Tres meses después, caminaba por la avenida Córdoba. Con vergüenza, escuchaba “Radio Bangkok” en un walkman. Ahora parecerá ridículo, pero en 1987 ridículos éramos los que llevábamos auriculares en la calle. Mir y Flores dijeron que se iban a poner serios, actitud muy rara en ellos. “Murió Luca Prodan”, anunciaron. Todavía me es fácil recordar la nada que se instaló en mi alma. Hasta creo que dejé de caminar por un instante. Demoré en volver a la situación concreta, a la calle, a los ruidos porteños, al calor, a la gente que pasaba, absolutamente ajena a mi desazón.

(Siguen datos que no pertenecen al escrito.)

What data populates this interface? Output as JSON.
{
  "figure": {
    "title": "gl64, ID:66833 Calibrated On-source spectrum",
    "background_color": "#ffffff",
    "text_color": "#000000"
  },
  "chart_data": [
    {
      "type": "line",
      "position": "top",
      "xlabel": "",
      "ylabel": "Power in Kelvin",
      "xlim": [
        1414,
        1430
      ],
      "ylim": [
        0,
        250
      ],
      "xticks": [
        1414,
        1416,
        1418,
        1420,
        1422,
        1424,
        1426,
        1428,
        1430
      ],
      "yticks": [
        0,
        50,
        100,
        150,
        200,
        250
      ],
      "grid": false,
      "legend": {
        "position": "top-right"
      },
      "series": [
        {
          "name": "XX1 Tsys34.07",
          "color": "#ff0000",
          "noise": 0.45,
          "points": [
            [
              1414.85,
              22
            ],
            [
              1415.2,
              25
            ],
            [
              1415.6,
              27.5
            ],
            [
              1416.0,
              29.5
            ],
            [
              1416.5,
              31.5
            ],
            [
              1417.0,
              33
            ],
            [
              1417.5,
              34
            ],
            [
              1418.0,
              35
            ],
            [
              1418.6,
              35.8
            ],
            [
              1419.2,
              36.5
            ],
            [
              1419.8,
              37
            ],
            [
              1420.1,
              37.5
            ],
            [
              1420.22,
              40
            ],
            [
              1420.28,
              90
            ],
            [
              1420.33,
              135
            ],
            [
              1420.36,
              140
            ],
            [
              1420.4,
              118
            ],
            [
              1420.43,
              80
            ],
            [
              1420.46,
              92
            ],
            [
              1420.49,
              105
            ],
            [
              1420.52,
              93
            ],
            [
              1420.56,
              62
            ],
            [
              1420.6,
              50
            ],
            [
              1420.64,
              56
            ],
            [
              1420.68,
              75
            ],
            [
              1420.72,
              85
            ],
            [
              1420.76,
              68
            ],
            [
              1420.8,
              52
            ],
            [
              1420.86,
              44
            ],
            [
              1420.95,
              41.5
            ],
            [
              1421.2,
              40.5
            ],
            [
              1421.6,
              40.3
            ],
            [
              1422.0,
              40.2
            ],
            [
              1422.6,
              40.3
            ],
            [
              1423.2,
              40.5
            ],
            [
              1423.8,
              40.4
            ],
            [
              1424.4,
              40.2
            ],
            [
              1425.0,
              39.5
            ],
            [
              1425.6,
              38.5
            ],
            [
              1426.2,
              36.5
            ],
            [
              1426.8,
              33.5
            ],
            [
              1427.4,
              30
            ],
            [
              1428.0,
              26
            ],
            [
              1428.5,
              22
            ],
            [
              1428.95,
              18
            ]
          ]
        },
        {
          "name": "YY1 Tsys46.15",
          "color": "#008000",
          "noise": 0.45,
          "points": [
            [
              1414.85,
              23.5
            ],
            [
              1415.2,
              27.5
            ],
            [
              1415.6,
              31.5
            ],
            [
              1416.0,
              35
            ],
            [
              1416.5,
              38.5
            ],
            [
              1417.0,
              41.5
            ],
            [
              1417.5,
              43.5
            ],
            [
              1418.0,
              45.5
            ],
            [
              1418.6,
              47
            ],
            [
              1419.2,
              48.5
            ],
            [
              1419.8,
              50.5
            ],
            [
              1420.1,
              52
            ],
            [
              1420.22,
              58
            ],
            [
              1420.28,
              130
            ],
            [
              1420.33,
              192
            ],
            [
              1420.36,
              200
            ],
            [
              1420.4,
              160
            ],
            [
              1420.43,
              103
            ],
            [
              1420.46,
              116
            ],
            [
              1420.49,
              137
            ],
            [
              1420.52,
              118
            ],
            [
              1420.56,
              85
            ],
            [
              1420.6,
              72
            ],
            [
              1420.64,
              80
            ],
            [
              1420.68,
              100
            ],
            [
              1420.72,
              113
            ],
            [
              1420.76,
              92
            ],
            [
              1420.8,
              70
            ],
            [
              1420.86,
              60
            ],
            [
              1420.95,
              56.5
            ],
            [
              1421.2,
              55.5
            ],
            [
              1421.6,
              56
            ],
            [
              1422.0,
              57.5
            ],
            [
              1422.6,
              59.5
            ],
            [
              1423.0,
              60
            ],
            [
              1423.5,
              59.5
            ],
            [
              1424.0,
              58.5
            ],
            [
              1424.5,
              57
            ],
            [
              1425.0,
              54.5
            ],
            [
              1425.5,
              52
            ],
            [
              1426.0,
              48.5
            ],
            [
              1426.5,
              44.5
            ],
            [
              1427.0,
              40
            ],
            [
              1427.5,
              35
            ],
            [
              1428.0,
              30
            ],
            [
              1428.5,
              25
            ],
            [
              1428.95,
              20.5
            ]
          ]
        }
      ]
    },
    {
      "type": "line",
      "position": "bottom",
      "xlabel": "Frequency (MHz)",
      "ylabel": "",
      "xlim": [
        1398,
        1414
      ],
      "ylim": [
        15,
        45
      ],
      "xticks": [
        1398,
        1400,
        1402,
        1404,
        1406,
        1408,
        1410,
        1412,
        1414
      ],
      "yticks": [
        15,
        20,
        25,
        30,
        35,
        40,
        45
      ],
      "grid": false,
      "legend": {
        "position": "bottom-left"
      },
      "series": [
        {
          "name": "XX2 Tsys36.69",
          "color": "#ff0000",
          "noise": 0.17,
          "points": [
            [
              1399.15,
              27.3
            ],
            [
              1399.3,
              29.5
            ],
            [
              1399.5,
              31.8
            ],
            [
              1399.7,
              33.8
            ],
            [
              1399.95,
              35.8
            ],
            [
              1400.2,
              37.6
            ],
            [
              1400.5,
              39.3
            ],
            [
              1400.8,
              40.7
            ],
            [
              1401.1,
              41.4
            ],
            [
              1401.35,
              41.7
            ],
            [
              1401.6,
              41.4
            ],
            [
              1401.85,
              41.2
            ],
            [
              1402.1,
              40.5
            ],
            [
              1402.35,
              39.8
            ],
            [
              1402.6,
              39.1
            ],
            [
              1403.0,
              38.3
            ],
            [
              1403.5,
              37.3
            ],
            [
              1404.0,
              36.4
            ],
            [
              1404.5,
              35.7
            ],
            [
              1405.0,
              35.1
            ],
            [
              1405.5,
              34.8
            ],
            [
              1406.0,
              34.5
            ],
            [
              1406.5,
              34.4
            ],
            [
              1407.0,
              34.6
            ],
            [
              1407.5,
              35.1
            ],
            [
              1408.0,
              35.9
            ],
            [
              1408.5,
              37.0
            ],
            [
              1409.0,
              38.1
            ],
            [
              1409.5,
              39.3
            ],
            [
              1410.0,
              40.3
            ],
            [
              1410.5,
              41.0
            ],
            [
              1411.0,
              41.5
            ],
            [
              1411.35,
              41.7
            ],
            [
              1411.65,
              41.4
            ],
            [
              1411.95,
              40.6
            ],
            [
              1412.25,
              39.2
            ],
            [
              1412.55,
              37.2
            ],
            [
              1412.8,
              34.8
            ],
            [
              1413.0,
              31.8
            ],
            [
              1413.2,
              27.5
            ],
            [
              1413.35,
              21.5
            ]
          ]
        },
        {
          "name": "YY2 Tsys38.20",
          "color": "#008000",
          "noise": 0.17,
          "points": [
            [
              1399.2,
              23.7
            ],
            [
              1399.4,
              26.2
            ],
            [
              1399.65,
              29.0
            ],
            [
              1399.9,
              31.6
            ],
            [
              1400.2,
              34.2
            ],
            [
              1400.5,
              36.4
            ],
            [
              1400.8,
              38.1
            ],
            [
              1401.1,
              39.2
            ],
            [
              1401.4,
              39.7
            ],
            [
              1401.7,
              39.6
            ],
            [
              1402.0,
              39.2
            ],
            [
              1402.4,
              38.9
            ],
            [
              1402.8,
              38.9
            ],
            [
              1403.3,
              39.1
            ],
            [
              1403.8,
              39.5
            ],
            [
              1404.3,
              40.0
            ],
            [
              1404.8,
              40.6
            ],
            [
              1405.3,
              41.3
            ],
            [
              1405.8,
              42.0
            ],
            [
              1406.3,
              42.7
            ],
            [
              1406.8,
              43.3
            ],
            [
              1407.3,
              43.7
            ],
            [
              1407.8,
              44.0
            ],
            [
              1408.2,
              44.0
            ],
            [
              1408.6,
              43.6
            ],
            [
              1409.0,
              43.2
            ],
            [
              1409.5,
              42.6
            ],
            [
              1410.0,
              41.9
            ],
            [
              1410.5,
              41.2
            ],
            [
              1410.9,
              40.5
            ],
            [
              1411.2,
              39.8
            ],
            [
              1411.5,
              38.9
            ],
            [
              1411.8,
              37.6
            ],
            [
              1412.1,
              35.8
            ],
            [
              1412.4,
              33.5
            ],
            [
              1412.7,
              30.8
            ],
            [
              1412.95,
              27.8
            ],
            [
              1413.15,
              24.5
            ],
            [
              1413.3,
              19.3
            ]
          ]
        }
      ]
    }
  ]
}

Cinco años y monedas atrás, al terminar mi faena en la Feria del Libro de Comodoro Rivadavia, me invitaron a un asado, en el cual estaban los poetas Jorge Spíndola y Liliana Ancalao, los músicos Ramón Queipul y Lucho Martínez, más el plástico César Barrientos, entre otros ex integrantes de la experiencia “Arte en los barrios”. La escena transcurría en un taller un tanto desvencijado y desde un viejo radiograbador, sonaba Sumo. Vaso en vano, conté para algunos el episodio del Secunrock. Cuando terminé, alguien me preguntó: ¿escribiste esto? Ante la respuesta negativa, me conminó: tenés que escribirlo. Dos años después, coincidí en Neuquén con dos de les compañeres partícipes de aquel delirio hermoso, Silvina y Beto, que nunca se movieron del conurbano bonaerense. Al rememorarlo, la conclusión fue la misma: hay que escribirlo. No iba a esperar una tercera intimación.

En la primavera de 1987, Luca no era mío. Más allá de la afirmación de Petinatto en su libro, dudo que Prodan pudiera ser de alguien. Cuando hicimos el magro balance político de aquel festival, nos contentamos con suponer que aquellos pibes que tocaron con Luca, no olvidarían su experiencia en el resto de sus vidas. Por mi parte, por entonces estaba más cerca de Canción urgente para Nicaragua que de Noche de paz. No podía saber que tampoco olvidaría esa tarde, jamás. No hicimos ninguna revolución, pero por un rato, cuidé la seguridad de Luca Prodan. Su hígado dejó de funcionar hace 35 años, pero morir, morir es otra cosa.